The repeal of the US military’s Don’t Ask Don’t Tell gay ban — which comes into effect September 20 — was a dog’s breakfast no matter how you cut it. Ignoring the advice of military forces around the world, who integrated gay personnel with immediate effect under general order, the Pentagon persuaded the White House to conduct a study of service personnel and their families. That study was to take just enough time that it would not be ready for the public until after the 2010 mid-term elections, to assuage voter backlash. It was cynical, and as history proved, almost fatal to their original hopes.
The result was nothing like what Obama or the original author of the repeal bill had hoped. To get enough votes they had to do two things: first, they took out anti-discrimination protections on par with existing provisions based on gender, race and religion; second, they recalled the now voted-out “lame duck” Democratic-controlled congress well into the Christmas/New Year period. The latter was embarrassing, but the former actually puts troops at risk.
Don’t Ask Don’t Tell allowed the military to keep its head in the sand about the prevalence of anti-gay attacks. Former Army translator Jarrod Chlapowski from gay personnel group Servicemembers United explained to me that DADT was itself a form of protection, and unless replaced with anti-discrimination policies, openly gay troops would become targets for hate attacks.

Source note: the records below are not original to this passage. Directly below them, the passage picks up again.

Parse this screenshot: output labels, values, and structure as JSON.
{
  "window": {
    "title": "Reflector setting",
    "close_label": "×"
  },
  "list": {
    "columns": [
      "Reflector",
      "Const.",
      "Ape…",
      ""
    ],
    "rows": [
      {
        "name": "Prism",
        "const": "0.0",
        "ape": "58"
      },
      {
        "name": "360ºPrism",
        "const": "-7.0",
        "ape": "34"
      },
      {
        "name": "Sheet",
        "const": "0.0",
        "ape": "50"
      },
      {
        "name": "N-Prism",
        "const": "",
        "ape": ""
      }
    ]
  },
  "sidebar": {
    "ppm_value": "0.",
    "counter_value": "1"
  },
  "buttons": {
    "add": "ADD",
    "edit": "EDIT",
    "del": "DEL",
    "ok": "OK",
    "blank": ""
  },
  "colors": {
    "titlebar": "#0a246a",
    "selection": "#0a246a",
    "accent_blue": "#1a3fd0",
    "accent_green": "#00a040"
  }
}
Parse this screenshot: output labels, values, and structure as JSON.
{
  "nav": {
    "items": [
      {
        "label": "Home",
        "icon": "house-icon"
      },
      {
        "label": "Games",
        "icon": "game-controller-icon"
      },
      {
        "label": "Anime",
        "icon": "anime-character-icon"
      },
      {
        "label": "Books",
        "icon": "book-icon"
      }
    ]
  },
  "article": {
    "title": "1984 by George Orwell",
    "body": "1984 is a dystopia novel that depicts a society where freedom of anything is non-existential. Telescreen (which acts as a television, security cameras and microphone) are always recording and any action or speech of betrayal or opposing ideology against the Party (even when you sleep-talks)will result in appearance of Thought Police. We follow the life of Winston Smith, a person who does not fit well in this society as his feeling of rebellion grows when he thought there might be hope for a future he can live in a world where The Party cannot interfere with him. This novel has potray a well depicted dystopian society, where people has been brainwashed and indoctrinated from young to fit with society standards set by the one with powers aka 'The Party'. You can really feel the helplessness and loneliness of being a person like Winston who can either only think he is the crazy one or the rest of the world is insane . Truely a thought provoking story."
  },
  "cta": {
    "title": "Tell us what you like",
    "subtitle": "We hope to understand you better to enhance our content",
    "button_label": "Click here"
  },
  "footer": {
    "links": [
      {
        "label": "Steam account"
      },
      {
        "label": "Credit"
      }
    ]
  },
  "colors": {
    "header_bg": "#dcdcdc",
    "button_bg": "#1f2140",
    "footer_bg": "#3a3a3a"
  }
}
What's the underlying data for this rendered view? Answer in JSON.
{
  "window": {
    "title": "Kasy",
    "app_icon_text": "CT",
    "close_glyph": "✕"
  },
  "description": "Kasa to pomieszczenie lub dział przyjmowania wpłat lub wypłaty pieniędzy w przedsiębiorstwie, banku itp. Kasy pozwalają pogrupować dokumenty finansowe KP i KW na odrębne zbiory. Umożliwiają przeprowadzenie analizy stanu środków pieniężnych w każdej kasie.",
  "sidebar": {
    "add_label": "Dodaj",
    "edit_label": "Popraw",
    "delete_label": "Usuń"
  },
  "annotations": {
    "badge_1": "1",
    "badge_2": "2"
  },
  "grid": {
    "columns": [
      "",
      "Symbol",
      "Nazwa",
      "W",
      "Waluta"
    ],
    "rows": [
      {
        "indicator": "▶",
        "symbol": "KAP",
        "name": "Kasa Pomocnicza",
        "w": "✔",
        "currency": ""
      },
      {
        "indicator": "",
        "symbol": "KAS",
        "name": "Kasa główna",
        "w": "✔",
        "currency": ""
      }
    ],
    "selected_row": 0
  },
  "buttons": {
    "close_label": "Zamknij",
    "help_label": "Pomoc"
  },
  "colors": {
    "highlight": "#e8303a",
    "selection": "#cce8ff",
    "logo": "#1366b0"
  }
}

The Defense Department is still pursuing soldiers discharged under DADT for financial penalties too. Iraq war veteran Dan Choi, who made headlines by chaining himself to the White House fence over the gay ban, still owes the government in $3251.77 in veterans benefits the government says he wasn’t entitled to because he was dishonorably discharged. Lt Choi received debt collection papers last week. Those penalties will remain even after DADT is gone.
But that’s how US gay reform works. You pour millions of dollars into campaigning for your own civil rights. You aim for something meaningful and comprehensive. Instead you settle something symbolic that leaves many still vulnerable. What happened in New York was a momentous achievement and a symbol for the world, but it bears no resemblance to equality-focused gay rights moves in Australia and other advanced societies. The grandmother brides at Niagara Falls could wear white but they’ll get but a fraction of the legal protection afforded opposite-s-x marriages. Jarrod the Army linguist will be able to re-enlist, but won’t qualify for married accommodation or allowances for the seniority and financial-loss due to Don’t Ask Don’t Tell.
Obama has tried to cut around that paradigm by bypassing the legislature and advancing equality for same-s-x couples by ending government backing of anti-gay laws in the courts. While not unprecedented — California’s Proposition 8 went undefended by Arnold Schwarzenegger’s administration — it is turning heads and raising questions about the separation of powers.